La mémoire des morts n'est pas complètement bannie de la cité des hommes. C'est ce qu'ont bien compris ces mimes de rues qui, afin d’impressionner un public de vivants de plus en plus mornes, ont mis au point, sans geste, sans parole, sans idée, l’art de n’être presque rien, qu'une pose, qu'une silhouette, qu’un mort. C’est à dire, immaculé de la pointe du cheveu à l’orteil et figé jusqu’au sourcil dans de longues draperies blanches comme plâtre, de n’être qu’une statue, figée au froid, qu’on prend en photos, tout en jetant la pièce. Leur jeu dit véritablement leur époque et la mienne, l’ordre tragique que son ricanement collectif  intime à chacun de nous, d’être le moins possible parmi le nombre, d'occuper la moindre place dans l'espace, et de dire le moindre des choses au sein du vacarme : véritables métaphores des consciences de leurs contemporains, ces acteurs maîtrisent à ce point le langage du corps, qu’en le figurant ainsi, dans leur étrange, silencieuse, et durable immobilité, leur chair fascine en nous le plus juste de ce que nous sommes, et que nous finirons évidemment par devenir, un beau matin.

 

22:06 Publié dans Des nuits et des jours... | Lien permanent | Commentaires (6) | Tags : littérature, mile, rues, théâtre | | |

Commentaires

Enfant, ces mimes m'impressionnaient beaucoup. Il y en avait un, tous les ans, je pense, je ne sais plus à quelle saison, au même endroit de la ville... et je ne voulais pas croire qu'il était un être humain. Pas possib, ça.
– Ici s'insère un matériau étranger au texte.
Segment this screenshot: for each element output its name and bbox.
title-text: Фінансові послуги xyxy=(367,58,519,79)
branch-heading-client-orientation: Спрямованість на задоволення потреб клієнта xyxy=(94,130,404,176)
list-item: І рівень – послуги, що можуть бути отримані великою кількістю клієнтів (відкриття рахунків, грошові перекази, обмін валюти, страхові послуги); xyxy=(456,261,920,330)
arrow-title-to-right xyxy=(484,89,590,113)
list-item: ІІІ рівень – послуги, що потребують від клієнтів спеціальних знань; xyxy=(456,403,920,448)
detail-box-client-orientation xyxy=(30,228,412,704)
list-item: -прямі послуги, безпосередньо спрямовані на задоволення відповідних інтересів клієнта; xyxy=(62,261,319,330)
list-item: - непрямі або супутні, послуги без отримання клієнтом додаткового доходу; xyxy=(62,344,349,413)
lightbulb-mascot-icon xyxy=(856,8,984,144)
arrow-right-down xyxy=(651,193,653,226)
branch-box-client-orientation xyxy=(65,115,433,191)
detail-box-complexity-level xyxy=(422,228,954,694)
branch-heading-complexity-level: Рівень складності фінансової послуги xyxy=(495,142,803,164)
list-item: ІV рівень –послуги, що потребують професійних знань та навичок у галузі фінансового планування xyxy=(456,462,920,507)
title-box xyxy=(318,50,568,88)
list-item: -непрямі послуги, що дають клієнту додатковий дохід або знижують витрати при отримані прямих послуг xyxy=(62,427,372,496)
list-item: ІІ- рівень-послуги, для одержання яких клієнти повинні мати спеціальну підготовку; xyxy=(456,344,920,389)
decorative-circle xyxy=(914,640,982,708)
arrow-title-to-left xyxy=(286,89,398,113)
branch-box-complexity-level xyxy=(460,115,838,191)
Écrit par : Pascal Adam | mercredi, 17 décembre 2008

@ Pascal : Eh si !

Écrit par : solko | mercredi, 17 décembre 2008

Peut-être aussi que ce qui est fascinant c'est qu'ils ne sourient pas. Or aujourd'hui quand on est exposé, on sourit. (A tel point que quand on voit par extraordinaire une photo d'un homme politique qui ne sourit pas, c'est très bizarre; vous avez remarqué?) les mimes ne sourient pas.
A St Malo depuis deux ou trois ans l'été il y a un type comme ça qui ne bouge pas pendant des heures, un pirate. Lui il fascine parce qu'on a l'impression, au contraire de l'idée de mort, qu'il est vivant depuis plusieurs siècles. (Bon zut vous allez penser que j'ai l'esprit de contradiction!)Bonne nuit Solko.

Écrit par : Sophie L.L | jeudi, 18 décembre 2008

@ Sophie : "Le bourreau vient toujours en souriant" (La phrase est de Finkelkraut). Si j'en crois ce que vous dites et ce qu'il dit, le mime n'est donc pas un bourreau. Bonne nouvelle matinale !

Écrit par : solko | jeudi, 18 décembre 2008

Actuellement ils doivent plutôt se les geler.

Écrit par : Rosa | jeudi, 18 décembre 2008

@ Rosa : pas plus que ceux qui font la manche, assis par terre, de plus en plus nombreux : Quelle époque !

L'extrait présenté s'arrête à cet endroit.